I registered the plates the same day and the next day I took a written test and now had my picture on a Vermont driver’s license. Vermont plates and a Vermont license, just as if I intended to stay here. Though this was really just a scouting trip. And anyway I wasn’t sure what I would live on, but that had never held me back before. Maybe it was time to stop, think about a new life, as opposed to this intense probing into the past of these last nine months that had taken me out of what had seemed like a terminal depression and already changed the landscape of my life.

Till now it felt like I had to go into the belly so the beast. What had seemed safe and good from the place I came from was buried now in the certainty that that place, though I did not have absolute proof yet, was a place that was not safe for children. And probably no one else either. I did not have what my new friend Michelle – daughter of a psychopathic therapist who has became cult leader – called “the visuals.” What had happened. Just what it was. She needed the visuals. What had been done to her. And I did too, because for the first time I was penetrating the darkness in my life’s landscape. But maybe for the moment I could pull back, look around, enjoy this place in which I was a new licensed driver.

And I had this car, this shiny aqua Mustang with the chrome horse on front that I had just bought on the spur of the moment. A car that had a story. A sweet young lady had owned it with her young husband, the very Yankee seeming garage owner said. And she was just too sad to keep it. You know what happened. I didn’t, I told him. He said that must be because I had not been around here earlier in the year. Her husband was a telephone lineman who had been killed by lightening and though she loved their Mustang it was just too sad to be in it alone.

Which made me feel that I had found the right vehicle, a place to contemplate the hard stories I had been bringing to light and was now thinking about setting aside.

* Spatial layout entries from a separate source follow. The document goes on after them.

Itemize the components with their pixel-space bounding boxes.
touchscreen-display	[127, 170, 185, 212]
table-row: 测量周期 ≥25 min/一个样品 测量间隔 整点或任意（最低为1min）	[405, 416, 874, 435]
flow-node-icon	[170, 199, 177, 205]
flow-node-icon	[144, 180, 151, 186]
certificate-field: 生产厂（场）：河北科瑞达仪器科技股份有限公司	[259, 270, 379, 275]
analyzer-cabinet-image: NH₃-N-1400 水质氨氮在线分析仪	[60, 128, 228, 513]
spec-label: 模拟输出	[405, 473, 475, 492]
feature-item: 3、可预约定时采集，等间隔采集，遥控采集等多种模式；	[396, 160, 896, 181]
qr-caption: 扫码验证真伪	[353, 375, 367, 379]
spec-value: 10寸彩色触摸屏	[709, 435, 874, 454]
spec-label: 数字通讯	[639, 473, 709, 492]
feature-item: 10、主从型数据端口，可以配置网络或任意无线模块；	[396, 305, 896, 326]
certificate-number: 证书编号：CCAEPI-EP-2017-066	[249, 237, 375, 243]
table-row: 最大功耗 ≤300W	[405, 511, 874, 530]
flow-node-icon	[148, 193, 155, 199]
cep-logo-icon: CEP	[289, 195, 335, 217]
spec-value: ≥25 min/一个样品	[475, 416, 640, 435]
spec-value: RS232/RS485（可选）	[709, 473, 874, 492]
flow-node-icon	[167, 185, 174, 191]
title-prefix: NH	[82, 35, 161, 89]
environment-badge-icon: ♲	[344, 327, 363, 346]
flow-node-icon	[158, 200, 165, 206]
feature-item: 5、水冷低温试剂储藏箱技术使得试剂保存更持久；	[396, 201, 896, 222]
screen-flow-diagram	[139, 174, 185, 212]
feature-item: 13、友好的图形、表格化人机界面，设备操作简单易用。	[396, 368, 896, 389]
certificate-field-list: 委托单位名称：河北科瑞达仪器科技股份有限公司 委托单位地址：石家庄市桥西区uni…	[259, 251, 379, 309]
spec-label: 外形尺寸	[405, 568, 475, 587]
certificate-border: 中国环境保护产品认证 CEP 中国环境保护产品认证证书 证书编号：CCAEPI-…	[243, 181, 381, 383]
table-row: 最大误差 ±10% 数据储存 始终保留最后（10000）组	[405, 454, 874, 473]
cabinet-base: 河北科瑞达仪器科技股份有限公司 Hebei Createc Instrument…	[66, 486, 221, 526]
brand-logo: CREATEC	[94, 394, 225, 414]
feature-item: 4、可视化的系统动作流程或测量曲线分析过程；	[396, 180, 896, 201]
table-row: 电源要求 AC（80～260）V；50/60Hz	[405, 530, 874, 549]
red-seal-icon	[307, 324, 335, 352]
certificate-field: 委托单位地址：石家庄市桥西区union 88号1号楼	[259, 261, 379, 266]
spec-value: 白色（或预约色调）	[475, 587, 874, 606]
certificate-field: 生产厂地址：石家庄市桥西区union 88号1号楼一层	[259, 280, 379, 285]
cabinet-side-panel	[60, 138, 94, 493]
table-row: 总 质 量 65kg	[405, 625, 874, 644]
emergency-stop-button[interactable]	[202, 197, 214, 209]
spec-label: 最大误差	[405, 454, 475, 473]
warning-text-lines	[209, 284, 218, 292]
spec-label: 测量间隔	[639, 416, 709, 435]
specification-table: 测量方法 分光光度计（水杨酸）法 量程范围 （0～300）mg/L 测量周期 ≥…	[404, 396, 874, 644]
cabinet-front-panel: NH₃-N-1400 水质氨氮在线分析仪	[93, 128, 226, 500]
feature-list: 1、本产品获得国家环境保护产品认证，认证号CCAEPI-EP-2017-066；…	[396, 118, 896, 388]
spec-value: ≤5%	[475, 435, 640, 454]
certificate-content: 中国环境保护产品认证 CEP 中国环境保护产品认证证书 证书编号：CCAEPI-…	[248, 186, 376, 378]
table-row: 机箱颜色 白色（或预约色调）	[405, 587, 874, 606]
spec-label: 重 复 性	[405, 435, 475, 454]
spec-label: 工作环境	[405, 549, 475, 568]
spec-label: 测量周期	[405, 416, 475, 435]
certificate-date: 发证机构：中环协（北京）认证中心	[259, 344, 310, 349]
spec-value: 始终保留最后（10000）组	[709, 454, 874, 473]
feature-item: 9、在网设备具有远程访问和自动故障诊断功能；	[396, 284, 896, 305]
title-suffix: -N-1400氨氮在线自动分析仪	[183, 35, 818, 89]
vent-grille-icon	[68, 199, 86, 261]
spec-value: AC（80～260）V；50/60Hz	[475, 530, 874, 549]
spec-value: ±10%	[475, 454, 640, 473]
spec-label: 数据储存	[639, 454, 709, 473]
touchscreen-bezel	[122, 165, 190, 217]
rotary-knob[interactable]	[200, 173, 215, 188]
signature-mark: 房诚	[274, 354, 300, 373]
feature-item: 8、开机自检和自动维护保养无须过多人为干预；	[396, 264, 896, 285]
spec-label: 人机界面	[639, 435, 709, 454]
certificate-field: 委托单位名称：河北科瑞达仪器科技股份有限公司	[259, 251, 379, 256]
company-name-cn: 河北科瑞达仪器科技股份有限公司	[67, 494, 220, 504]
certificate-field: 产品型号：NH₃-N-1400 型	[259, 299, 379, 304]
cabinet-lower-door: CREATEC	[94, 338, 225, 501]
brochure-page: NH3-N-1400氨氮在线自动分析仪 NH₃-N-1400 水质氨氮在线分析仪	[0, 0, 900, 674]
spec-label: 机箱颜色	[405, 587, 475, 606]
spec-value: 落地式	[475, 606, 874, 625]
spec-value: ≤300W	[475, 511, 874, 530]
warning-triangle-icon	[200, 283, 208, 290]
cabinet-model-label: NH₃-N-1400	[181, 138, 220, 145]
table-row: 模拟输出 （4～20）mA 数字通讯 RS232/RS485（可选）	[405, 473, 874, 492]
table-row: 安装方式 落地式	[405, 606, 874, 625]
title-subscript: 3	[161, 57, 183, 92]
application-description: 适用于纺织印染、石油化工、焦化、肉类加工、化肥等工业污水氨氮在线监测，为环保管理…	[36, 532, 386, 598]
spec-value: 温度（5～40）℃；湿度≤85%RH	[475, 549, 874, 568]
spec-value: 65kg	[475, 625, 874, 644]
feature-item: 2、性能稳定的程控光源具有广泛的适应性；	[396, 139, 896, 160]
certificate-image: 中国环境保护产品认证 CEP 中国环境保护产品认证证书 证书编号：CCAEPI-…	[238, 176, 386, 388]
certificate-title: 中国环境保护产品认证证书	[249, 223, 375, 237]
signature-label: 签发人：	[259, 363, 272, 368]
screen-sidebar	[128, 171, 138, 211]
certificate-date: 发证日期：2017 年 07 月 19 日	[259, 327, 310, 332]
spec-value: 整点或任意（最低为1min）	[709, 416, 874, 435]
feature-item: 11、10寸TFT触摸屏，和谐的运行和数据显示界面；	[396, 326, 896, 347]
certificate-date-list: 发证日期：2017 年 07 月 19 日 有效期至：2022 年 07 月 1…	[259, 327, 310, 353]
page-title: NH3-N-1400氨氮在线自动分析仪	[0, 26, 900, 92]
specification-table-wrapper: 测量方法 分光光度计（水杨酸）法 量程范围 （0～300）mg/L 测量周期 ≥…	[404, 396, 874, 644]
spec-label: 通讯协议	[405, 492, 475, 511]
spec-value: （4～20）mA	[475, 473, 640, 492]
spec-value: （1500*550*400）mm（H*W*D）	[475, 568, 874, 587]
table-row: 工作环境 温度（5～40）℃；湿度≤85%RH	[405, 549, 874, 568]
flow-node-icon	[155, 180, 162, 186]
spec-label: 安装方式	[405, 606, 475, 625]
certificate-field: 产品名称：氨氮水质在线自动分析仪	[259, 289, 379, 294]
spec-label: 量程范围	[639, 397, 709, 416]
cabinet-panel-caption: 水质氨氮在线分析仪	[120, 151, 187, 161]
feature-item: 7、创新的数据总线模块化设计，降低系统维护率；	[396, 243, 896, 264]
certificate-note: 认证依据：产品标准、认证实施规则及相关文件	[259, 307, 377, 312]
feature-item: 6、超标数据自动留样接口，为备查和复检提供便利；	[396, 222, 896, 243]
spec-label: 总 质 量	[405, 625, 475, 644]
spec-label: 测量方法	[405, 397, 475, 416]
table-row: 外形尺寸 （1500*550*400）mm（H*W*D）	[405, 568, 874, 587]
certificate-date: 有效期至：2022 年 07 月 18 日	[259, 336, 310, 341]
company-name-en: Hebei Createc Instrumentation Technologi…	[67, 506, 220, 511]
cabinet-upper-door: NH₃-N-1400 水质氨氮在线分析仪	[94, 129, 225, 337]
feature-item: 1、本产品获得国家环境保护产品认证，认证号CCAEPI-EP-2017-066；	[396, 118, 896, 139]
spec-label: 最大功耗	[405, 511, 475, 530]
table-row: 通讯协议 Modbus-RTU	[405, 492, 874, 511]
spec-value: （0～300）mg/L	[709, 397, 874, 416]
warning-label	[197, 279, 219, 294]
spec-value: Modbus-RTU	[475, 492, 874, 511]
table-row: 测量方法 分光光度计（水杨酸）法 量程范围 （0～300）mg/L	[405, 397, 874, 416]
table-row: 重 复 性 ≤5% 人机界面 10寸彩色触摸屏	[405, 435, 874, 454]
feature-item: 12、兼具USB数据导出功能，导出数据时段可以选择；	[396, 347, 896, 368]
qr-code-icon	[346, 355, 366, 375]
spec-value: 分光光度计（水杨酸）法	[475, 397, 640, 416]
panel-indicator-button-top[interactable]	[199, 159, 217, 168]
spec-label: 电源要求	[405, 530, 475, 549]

And it was also the right vehicle because it had a working tape deck, so I could continue retracing the music I would have heard if I had not been so busy in literal places dangerous on their own, like the head-hunter part of Borneo, or Darfur in what had been French Central Africa and where the wars never ended.

I put Judy Collins on the tape deck and heard her doing the songs of others that I had missed and realized I was as filled with longing as ever – and thought of women of my past, from Vannie to Ramona and Gillian to Anne – and felt that being alone might not be so bad, a little like taking a needed pause in the search. That maybe what would be best right now would be to spend time here in the gentle green mountains of Vermont, a state that had a liberal left government and was so hospitable to musicians and anti-war organizers, stay here in this very safe place – so different from what was across the border in the White Mountains of New Hampshire that had once seemed the most beautiful and even safe place in the world despite all the bigotry and the right wing politics and Yankee trickiness, for all year I had been retrieving the darkness, entering this very unsafe, cold and cruel and retrograde place, the summer people’s restricted New Hampshire, which now seemed to specialize in molestation, psychic and real.

I thought as I drove, up and down the foothills beneath the green mountains, along clear water rivers ruining fast over smooth rocks, past carefully tended fields of clover and other such soothing things, with good looking cows everywhere. The antithesis of the New Hampshire I came from and that I was only now entering with eyes open, entering in my mind. I drove and looked at the peaceful scenes around me – goats now, and now white horses – and began to wonder why I drove and drove and did not get out the car.